This invention relates to an image output apparatus such as a printer which, e.g., generates an image from image data and outputs the image, and a control method for the image output apparatus.
Conventionally, image output apparatuses which generates images from object data are known. The object data includes information on the position, the size, the color and the like of a character, a figure, a natural image or the like. The apparatuses combine the images corresponding to the objects, and output the obtained image. In these image output apparatuses, there is a limitation upon time for generating the image to be outputted. For example, a page printer, having a printer engine based on a laser-beam printing method, divides one-page image data into a plurality of band data, then generates and outputs images for respective bands. Accordingly, in a case where printing of one band image has been completed and printing for the next band is performed, if the next band image has not been formed at a point where the previous band image has been print-outputted, the printer becomes in "over-run" condition, i.e., a status indicating that the printer engine continues printing while there is no print data. When this over-run occurs, a desired image cannot be appropriately printed. Further, since there is limitation upon time for image generation, conventionally, time necessary for generating images from all the objects included in an image to be outputted is predicted, and it is determined whether or not image data can be generated within the limited time.
Next, a printer as an example of the conventional image output apparatus will be described with reference to FIGS. 12 and 13.
In FIG. 12, a processing program list 201 is formed in a memory. The respective entries of the processing program list 201 are object data including information on the type of image to be generated, the position of the image on an image memory 205, the position of a target image on a font memory, and expansion and/or rotation instruction. Note that the image memory 205 has addresses corresponding to a print sheet 204 on which the generated image will be printed.

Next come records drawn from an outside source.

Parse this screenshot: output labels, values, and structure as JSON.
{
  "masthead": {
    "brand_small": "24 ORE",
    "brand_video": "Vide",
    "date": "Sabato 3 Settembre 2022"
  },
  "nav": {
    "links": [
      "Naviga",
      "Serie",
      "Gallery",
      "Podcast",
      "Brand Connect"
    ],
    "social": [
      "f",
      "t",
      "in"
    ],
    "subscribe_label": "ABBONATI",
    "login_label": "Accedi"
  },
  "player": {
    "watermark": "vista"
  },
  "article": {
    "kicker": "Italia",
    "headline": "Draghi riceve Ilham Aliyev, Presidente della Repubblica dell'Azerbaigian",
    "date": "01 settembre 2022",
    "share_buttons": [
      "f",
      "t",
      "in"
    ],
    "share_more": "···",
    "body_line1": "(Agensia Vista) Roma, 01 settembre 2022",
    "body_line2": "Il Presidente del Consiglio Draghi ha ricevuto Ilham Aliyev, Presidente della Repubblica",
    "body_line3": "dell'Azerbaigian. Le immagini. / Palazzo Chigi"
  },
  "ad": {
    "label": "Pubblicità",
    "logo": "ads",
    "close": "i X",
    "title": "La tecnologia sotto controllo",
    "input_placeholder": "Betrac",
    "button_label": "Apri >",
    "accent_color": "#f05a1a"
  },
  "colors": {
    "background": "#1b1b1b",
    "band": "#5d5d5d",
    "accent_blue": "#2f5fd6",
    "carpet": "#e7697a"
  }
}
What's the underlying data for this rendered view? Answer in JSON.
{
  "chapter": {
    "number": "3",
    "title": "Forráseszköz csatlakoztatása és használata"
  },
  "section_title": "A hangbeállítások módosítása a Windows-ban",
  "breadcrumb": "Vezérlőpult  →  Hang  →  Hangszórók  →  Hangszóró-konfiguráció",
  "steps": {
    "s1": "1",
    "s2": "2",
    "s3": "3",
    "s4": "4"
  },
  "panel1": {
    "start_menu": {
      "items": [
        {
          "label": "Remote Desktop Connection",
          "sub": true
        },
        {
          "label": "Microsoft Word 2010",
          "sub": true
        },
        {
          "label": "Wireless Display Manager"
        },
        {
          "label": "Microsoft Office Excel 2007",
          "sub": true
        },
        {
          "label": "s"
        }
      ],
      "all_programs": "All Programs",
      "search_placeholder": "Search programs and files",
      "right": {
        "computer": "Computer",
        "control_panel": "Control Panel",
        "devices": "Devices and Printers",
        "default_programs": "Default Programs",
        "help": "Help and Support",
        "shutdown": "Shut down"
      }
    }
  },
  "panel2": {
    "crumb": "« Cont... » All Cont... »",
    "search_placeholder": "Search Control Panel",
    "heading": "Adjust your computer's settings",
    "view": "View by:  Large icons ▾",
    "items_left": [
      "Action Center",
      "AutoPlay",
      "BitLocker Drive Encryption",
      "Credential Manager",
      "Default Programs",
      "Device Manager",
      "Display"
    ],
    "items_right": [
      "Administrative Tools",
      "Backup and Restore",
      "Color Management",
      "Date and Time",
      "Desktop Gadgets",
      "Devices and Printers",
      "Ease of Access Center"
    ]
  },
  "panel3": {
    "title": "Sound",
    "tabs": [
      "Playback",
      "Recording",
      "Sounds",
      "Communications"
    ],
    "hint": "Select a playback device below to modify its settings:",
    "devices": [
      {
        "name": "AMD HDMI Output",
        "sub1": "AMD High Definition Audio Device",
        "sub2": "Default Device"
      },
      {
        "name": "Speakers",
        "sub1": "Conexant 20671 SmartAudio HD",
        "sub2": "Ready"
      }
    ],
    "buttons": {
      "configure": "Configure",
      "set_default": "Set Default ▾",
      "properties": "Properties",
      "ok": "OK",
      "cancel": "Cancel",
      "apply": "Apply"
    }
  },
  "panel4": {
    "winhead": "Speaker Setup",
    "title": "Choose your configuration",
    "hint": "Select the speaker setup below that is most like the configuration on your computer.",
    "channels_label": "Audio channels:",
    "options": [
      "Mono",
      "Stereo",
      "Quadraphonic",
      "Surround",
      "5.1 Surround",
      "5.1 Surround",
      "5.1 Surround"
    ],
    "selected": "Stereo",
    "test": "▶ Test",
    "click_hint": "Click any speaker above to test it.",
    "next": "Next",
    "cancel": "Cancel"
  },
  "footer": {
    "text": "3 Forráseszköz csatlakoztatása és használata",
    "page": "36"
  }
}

Note that in FIG. 12, the image memory 205 has a size corresponding to one of multiple bands for one page. This type of image memory will be specifically referred to as "band memory".
An image generator 202 reads object data from the processing program list 201, and in accordance with the content of the data, generates an image. For example, if the read object data indicates a character, the image generator 202 reads a corresponding character pattern from a pre-registered character font 203, and generates the character image, then provides the character image in the image memory 205 at a position corresponding to a printing position.
FIG. 13 shows the image memory 205. Since the image memory 205 is a band memory, it is required to provide at least two image memories 205 to avoid over-run. In use of two band memories, image generation and image output are alternately performed by using the two band memories. Thus, to realize one-page print output with two image memories, time for mapping an image on one image memory must be shorter than time for print-outputting the image. In a printer using the band memories, the processing-time limitation corresponds to this relation between image generation time and image output time.
In this manner, as time-limitation is imposed on image generation, the time for image generation is predicted, and the occurrence of over-run is predicted. That is, time for generating an image is predicted for an object included in the image generated in a band memory, then it is determined whether or not over-run occurs. When the occurrence of over-run is predicted, it is necessary to generate the band image and store the image prior to printing, accordingly, a large-capacity image memory is required. If the image memory is lacking, printing might be impossible without additional memory, otherwise, printing might be performed with poor image quality due to degradation of printing quality such as resolution or tonality of image.
However, as images corresponding to objects cannot be generated in the same time because of types and sizes of the object, it is impossible to exactly predict the image generation time. Further, in the image output apparatus, a controller that performs image generation occasionally performs processing operation of other elements, which often disturbs smooth processing and disables optimal performance of the image output apparatus. Accordingly, predictable time should be a value having sufficient margin with respect to time used for image generation with the optimal performance of the image output apparatus, in consideration of various tolerances. However, this margin causes prediction of over-run even with respect to an image which can be outputted without over-run. This increases storing an image for avoiding over-run, thus causes image memory shortage or degradation of printing quality.